Appropriate administration of mumps vaccine to susceptible adolescents and young adults should be emphasized. In 1984, 305 (11.5%) persons of known age with mumps were 20 years of age or older. Older individuals are at higher risk for mumps complications. Although mumps is generally a self-limited disease, meningeal signs may appear in up to 15% of cases.

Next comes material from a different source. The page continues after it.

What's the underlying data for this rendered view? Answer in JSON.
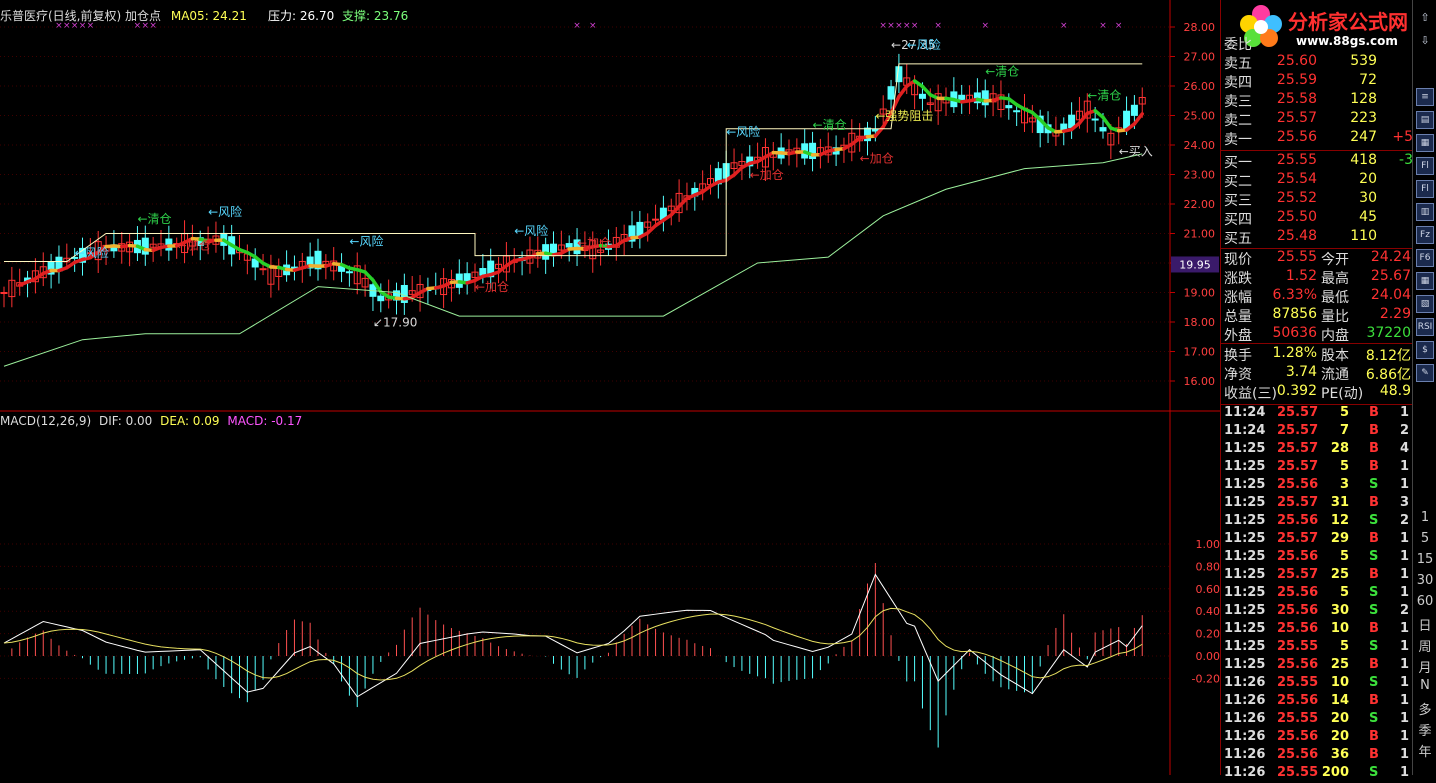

Adult males are particularly at risk of orchitis, which occurs in up to 20% of clinical cases in postpubertal males.

Persons are considered immune to mumps if they have a dated record of vaccination with live mumps vaccine on or after the first birthday, documentation of physician-diagnosed disease, or laboratory evidence of immunity. Those lacking adequate documentation of mumps immunity should receive mumps vaccine. In addition, persons who received killed mumps vaccine (available in the United States from 1950 to 1978) might benefit from vaccination with live mumps vaccine. MMR is the vaccine of choice for persons likely to be susceptible to measles and/or rubella, as well as to mumps.

References

  1. CDC. Unpublished data.

  2. Kim-Farley R, Bart S, Stetler H, et al. Clinical mumps vaccine efficacy. Am J Epidemiol 1985;121:593-7.

  3. CDC. Mumps outbreak--New Jersey. MMWR 1984;33:421-2, 427-30.

  4. U.S. Public Health Service. Promoting health/preventing disease: objectives for the nation. Washington, D.C.: Department of Health and Human Services, 1980:21-4.

  5. Koplan JP, Preblud SR. A benefit-cost analysis of mumps vaccine. Am J Dis Child 1982;136:362-4.

  6. ACIP. Mumps vaccine. MMWR 1982;31:617-20, 625.

  7. CDC. Mumps--United States, 1980-1983. MMWR 1983;32:545-7.

  8. CDC. Mumps--United States, 1983-1984. MMWR 1984;33;533-5.

  9. White CC, Koplan JP, Orenstein WA. Benefits, risks and costs of immunization for measles, mumps and rubella. Am J Public Health 1985;75:739-44.